Она с облегчением избавилась от него, от этой чудовищной штуки. Когда он перешел от разговоров с ней во сне к шипению своих отвратительных предложений через материал платья и любое количество слоев в часы бодрствования, она впала в отчаяние. Травка не помогала, она попыталась смешать ее с выпивкой. И посмотрите, куда это завело. Но ей нужно было, чтобы они были с ней честными.

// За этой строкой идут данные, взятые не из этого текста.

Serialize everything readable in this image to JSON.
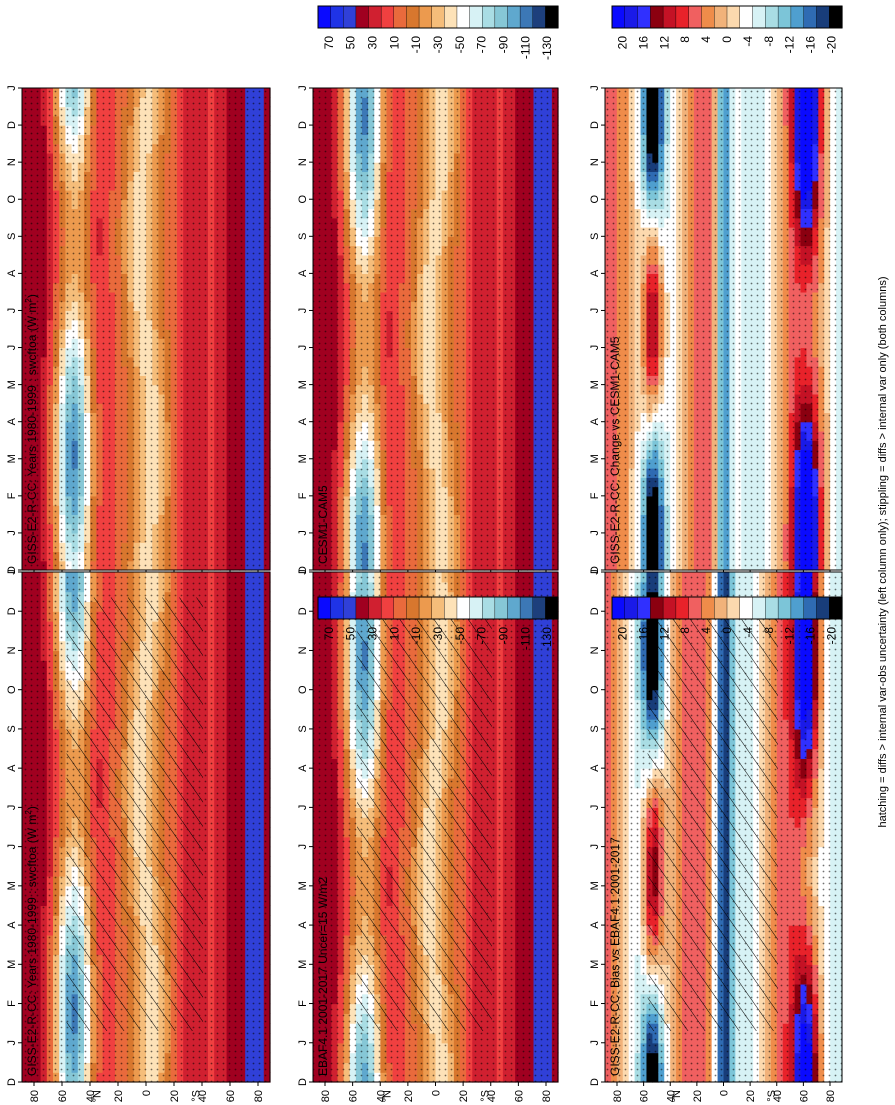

Как только они ее зашили и связали, и сделали переливание, чтобы заменить то, что она потеряла, прежде чем посадить ее в химическую смирительную рубашку, они позволили ей поговорить с психоаналитиком, с настоящим доктором. Он был хорош собой и у него были такая фантастическая героическая челюсть с легкой дневной щетиной, отливавшей синевой, и подбородок, который хотелось погладить кончиками пальцев. Женат, конечно же, и слишком старый для нее, но она могла себе представить, как ее мать, с этой ее демонстративной невинностью, называет его прекрасным, честным человеком.
Он был добр, но тверд. Он прогнал ее через батарею тестов. Она должна была назвать премьер-министра, и сказать дату – тут она ошиблась, и вспомнить девичью фамилию матери – и тут она, ура, все сделала правильно. Он заставил ее взглянуть на чернильные кляксы с цветными пятнами и сказать, что она видит. Он заставил ее отвечать на многовариантные вопросы типа: «Вы видите, как мальчик раздавил ногой червяка. Вы а) чувствуете тошноту б) смеетесь или в) ничего не чувствуете» или «В доме пожар и вы может вынести только одну вещь. Что вы будете спасать а) свою любимую книгу, б) любимое платье или в) свою швейную машинку».
К нему присоединилась социальный работник. Девушка. Практичная обувь. Не привлекательная. Она задавала ей самые разные вопросы о Хейвергале и ее семье, о ее родителях, о планах на университет, и есть ли у нее парень, и, ах да, есть ли лучшая подруга, ну да, а как отношения с сестрой. Ну и так далее.
Наконец она сама получила возможность задать несколько вопросов, и она спросила.
– Ты не беременна, – сказал ей психоаналитик. – Ребенка не было.
Тут-то она сразу поняла, что они сделали. Она попыталась припомнить как это все было, трепет пульса в запястьях, память о боли и крови, чтобы сообразить, когда они сделали это. Возможно, они незаметно вкололи инъекцию? Возможно, она несколько часов валялась в отключке и не знала, что происходит?
Наконец, ей позволили выбираться из постели дальше ванной. Химическую смирительную рубашку ей ослабили, так что она могла ходить самостоятельно. Ну, не ходить, а шаркать. Походка, как и язык, по-прежнему оставались заплетающимися и неуклюжими. Ей разрешили напялить халат и тапочки, чтобы присоединиться к компании травмированных девиц и сумасшедших дам с тетками, слоняющихся повсюду. Вы бы пересели на другой автобус, чтобы избежать встречи с ними. Ей пока не разрешали выходить из отделения. Ее держали в ночной рубашке и таким способом добивались своего. Другие пациенты, одетые должным образом, могли беспрепятственно разгуливать по всему зданию, даже садиться в лифт и ехать вниз на цокольный этаж посидеть в кафетерии самообслуживания с видом на Колледж-стрит или, если иметь в виду пациентов, почти готовых к выписке, фактически выйти из здания и гулять по соседним улицам.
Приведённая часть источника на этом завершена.